Scaling AI in corporate is hard to get right. McKinsey's 2025 State of AI report found that 88% of organisations now use AI in at least one business function but only 7% have fully scaled it across the enterprise, and just 6% qualify as genuine high performers generating meaningful financial impact.
Every CIO has heard some version of this conversation. The CEO wants to know what the organisation is doing with AI. The board is asking about competitive positioning. Meanwhile, the technology team is wrestling with a data platform that cost a small fortune but hasn't replaced a single legacy system, a Copilot rollout where half the licensed users have reverted to old habits and a handful of promising AI pilots that have no clear route to production. And with the continued focus on AI, the gap between ambition and execution is widening, not narrowing.
Based on observations across our more than 200 managed data platforms, and hundreds of client engagements, three structural failures account for the stalling of AI initiatives before they scale.
The Data Foundation Is Not Ready
Organisations often reach for AI before their data layer can support it. And even when the organisation is on the front foot, there is often a significant lift required to drive business value from the data foundation deployment. From our recent survey of 200 IT leaders, only around 15% of organisations are generating analytic scale from their platform, where data outcomes directly shape strategy.
Often times these projects go well on the surface: executive buy-in is secured, an internal team is assembled and a platform gets stood up that ticks many of the initial boxes.

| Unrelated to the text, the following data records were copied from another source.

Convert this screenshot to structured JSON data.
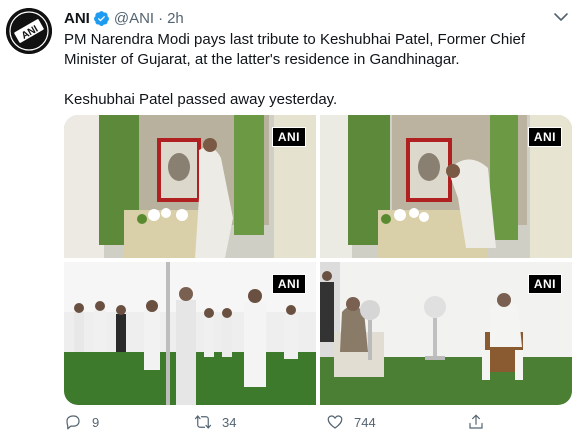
{
  "tweet": {
    "author_name": "ANI",
    "author_handle": "@ANI",
    "separator": "·",
    "time": "2h",
    "avatar_text": "ANI",
    "text_line1": "PM Narendra Modi pays last tribute to Keshubhai Patel, Former Chief Minister of Gujarat, at the latter's residence in Gandhinagar.",
    "text_line2": "Keshubhai Patel passed away yesterday.",
    "photos": [
      {
        "watermark": "ANI"
      },
      {
        "watermark": "ANI"
      },
      {
        "watermark": "ANI"
      },
      {
        "watermark": "ANI"
      }
    ],
    "actions": {
      "reply_count": "9",
      "retweet_count": "34",
      "like_count": "744"
    },
    "colors": {
      "verified": "#1d9bf0",
      "icon_gray": "#536471"
    }
  }
}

But despite this, projects often fail to deliver the expected return on investment.
Legacy systems don't get decommissioned , often used as the key driver for a unified data platform business case alongside AI.
Costs balloon beyond forecast due to poor implementations or pricing balloons as consumption-based pricing behaves differently from legacy licensing models.
The business which was promised better, faster insight sees the reports as simply the 'same old' - with a slightly different background.
Without remediation - the platform quietly becomes expensive shelfware.